Tutte le dimensioni dell’umano, della solidarietà, del vivere all’unisono sono dettate dall’Eros, dalla sensibilità attraverso cui si può cogliere l’altro nella sua nudità ed essenzialità, al di là delle regole, dei pregiudizi e delle categorizzazioni.
Lo psicologo del profondo è costantemente sottoposto alla richiesta da parte del paziente di una comprensione che va ben oltre il bisogno di decodificare razionalmente il proprio vissuto.
Ciò che si chiede è di essere accolti nella propria totalità, di poter dare voce alle proprie emozioni senza remore e freni inibitori.
la vita nella sua pienezza è norma e assenza di norma, razionale e irrazionale. Quanto più allarghiamo la scelta razionale tanto più possiamo essere sicuri che così facendo escludiamo la possibilità di sapere profondamente irrazionalmente chi siamo (jung 1917, 43-50).

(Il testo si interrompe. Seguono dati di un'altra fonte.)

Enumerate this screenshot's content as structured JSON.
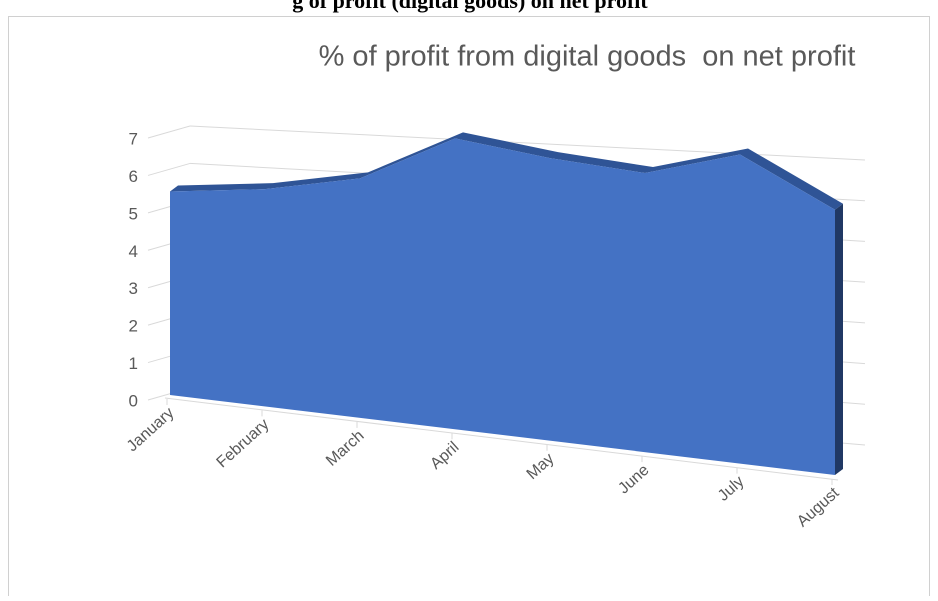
{
  "heading": "g of profit (digital goods) on net profit",
  "chart_data": {
    "type": "area3d",
    "title": "% of profit from digital goods  on net profit",
    "categories": [
      "January",
      "February",
      "March",
      "April",
      "May",
      "June",
      "July",
      "August"
    ],
    "values": [
      5.5,
      5.55,
      5.8,
      6.7,
      6.2,
      5.85,
      6.2,
      5.1
    ],
    "color": "#4472c4",
    "ylim": [
      0,
      7
    ],
    "yticks": [
      0,
      1,
      2,
      3,
      4,
      5,
      6,
      7
    ],
    "grid": true
  }
}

Ciò è possibile solo se si è dato pieno diritto di cittadinanza al mondo dei sentimenti, al “cuore” e all’anima che parlano attraverso un sorriso, uno sguardo, un silenzio.
Credo che, nonostante le difficoltà, valga sempre la pena di avventurarsi sul terreno dei sentimenti e delle passioni e rischiare fino in fondo, giacché il linguaggio dell’eros svela aspetti della realtà che sfuggono al logos e verso il quale è giudice severo.

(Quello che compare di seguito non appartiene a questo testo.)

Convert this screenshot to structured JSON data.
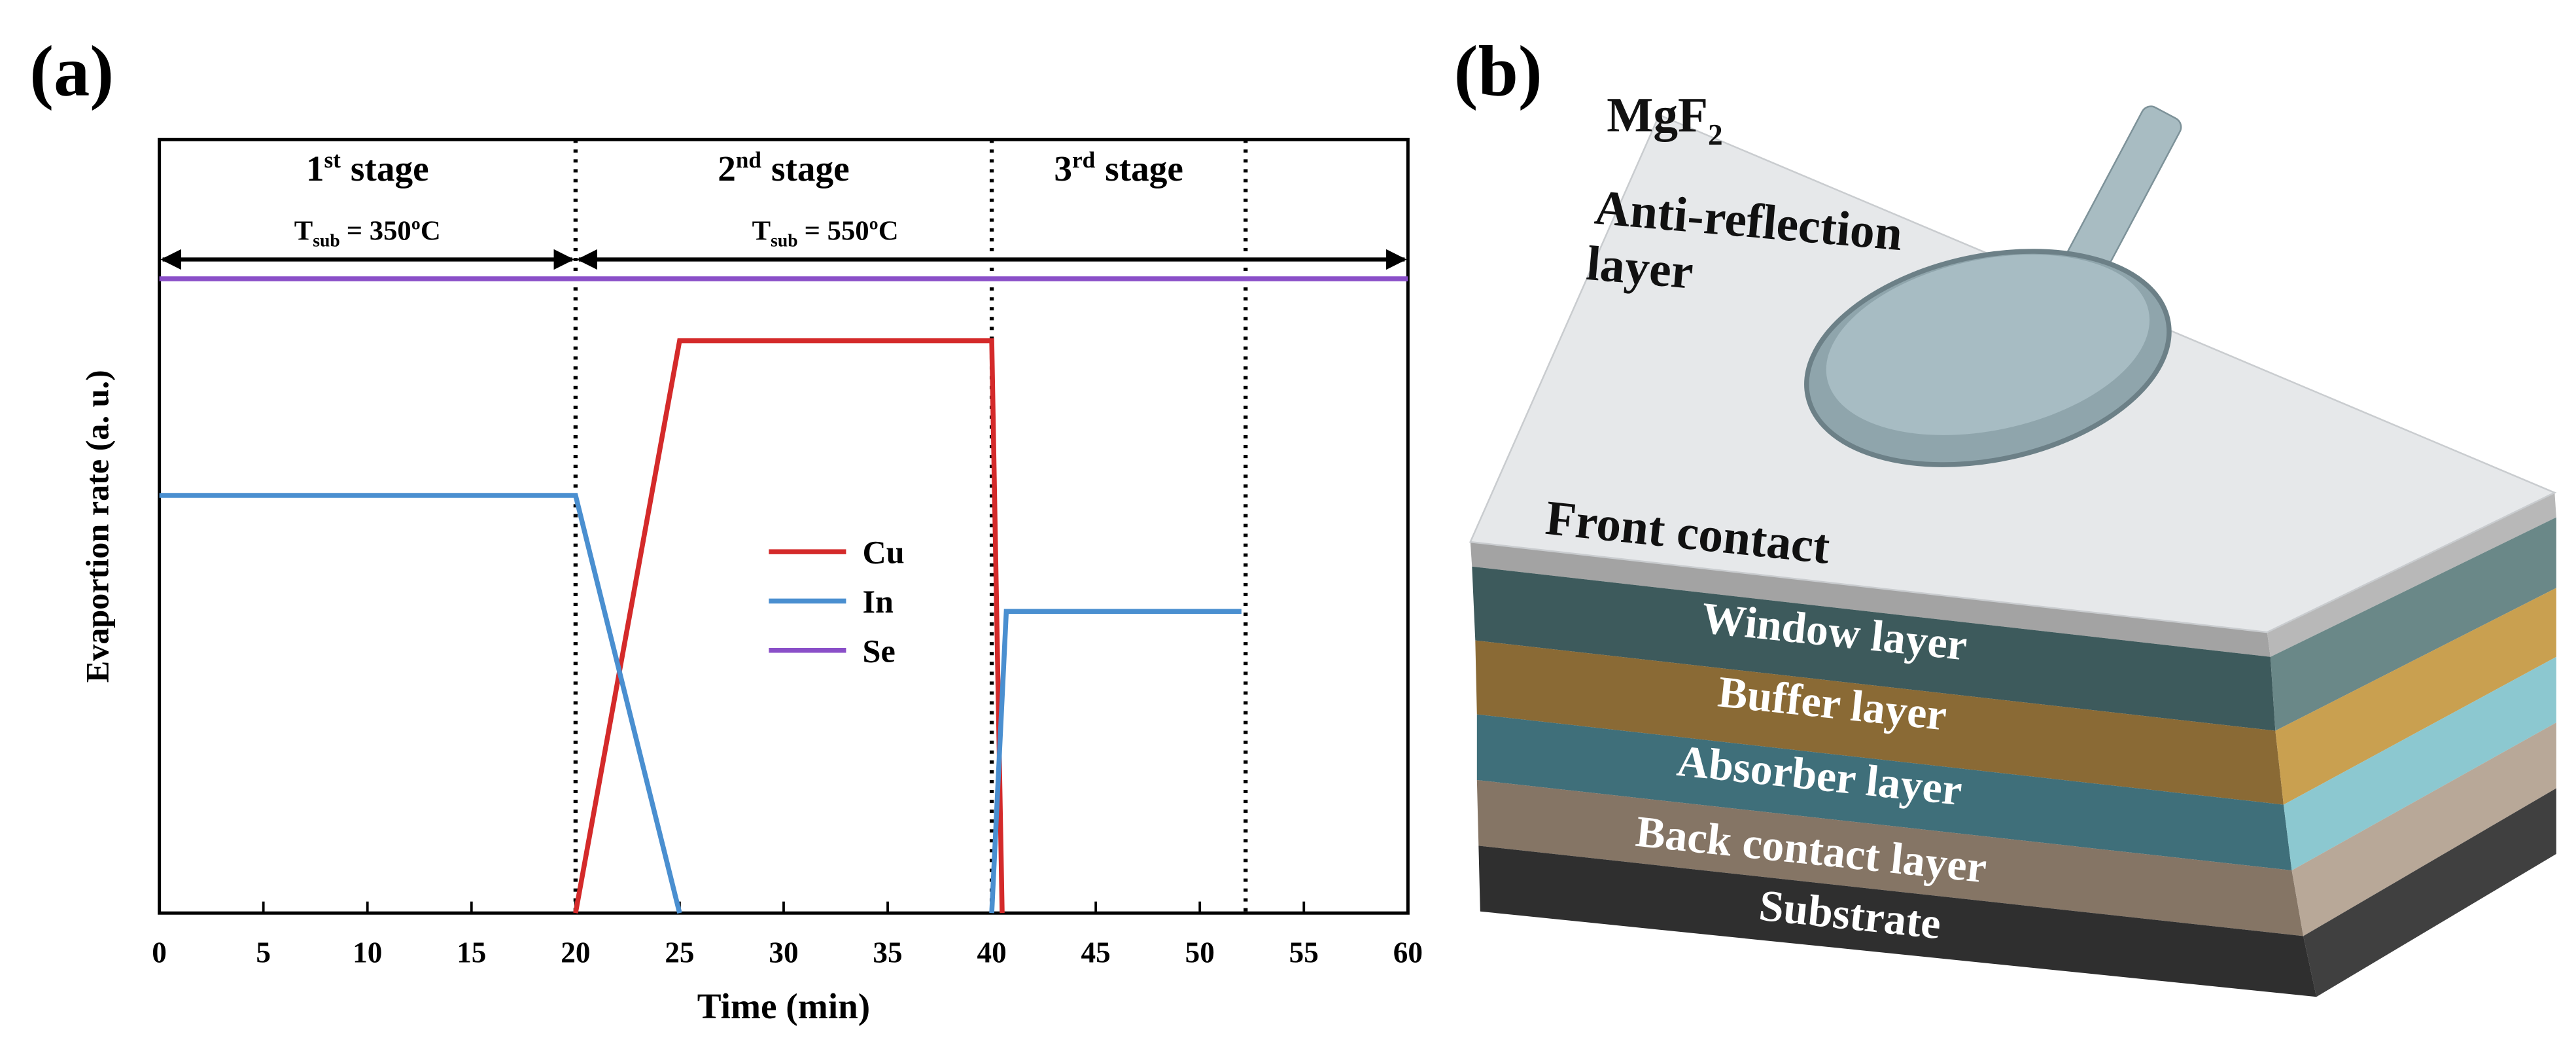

Avremmo prospettive e Aspettative che non conosceremo mai, se ci adeguassimo supinamente alle regole del gioco imposte dalla collettività:
c’è sempre un momento nella propria vita in cui bisogna infrangere le ‘regole’ e la ’legge’ per poter crescere e maturare psicologicamente.
L’educazione che abbiamo ricevuto dettava prescrizioni rigide: questo si può fare, questo no. Il nostro sviluppo è legato all’atto di infrangere la norma che proviene dall’esterno per sostituirla con una voce e una morale interna.
Per l’uomo pensante, per l’uomo del sottosuolo, l’ uomo delle profondità, giunge sempre il momento della presa di coscienza che richiede un ’tradimento’ nei confronti dei valori collettivi, e la creazione di nuovi valori.
L’uomo del sottosuolo deve trasgredire, deve infrangere le leggi derivate dall’eredità culturale, deve rompere con le regole, se vuole conoscersi, perché non è perimetrabile o scontato.
La coscienza è un’esigenza che si impone al singolo o che almeno gli “procura serie difficoltà”, essa “esige dal singolo che egli ubbidisca alla voce interiore anche a rischio di sbagliare”
Creare i propri valori significa infatti confrontarsi continuamente con la propria dimensione Ombra, con la possibilità di operare il male: “La coscienza più evoluta porta alla luce il conflitto morale latente o acuisce i contrasti che lo arrovellano”
Se il soggetto è sufficientemente coscienzioso, il conflitto è portato fino in fondo;
la sensazione di vivere autenticamente, come essere umano, deriva proprio dal coraggio di andare contro corrente, ascoltando se stesso, e la maturità consiste nel sopportare il peso del giudizio di un collettivo che necessariamente deve stigmatizzare il trasgressore come fuorilegge.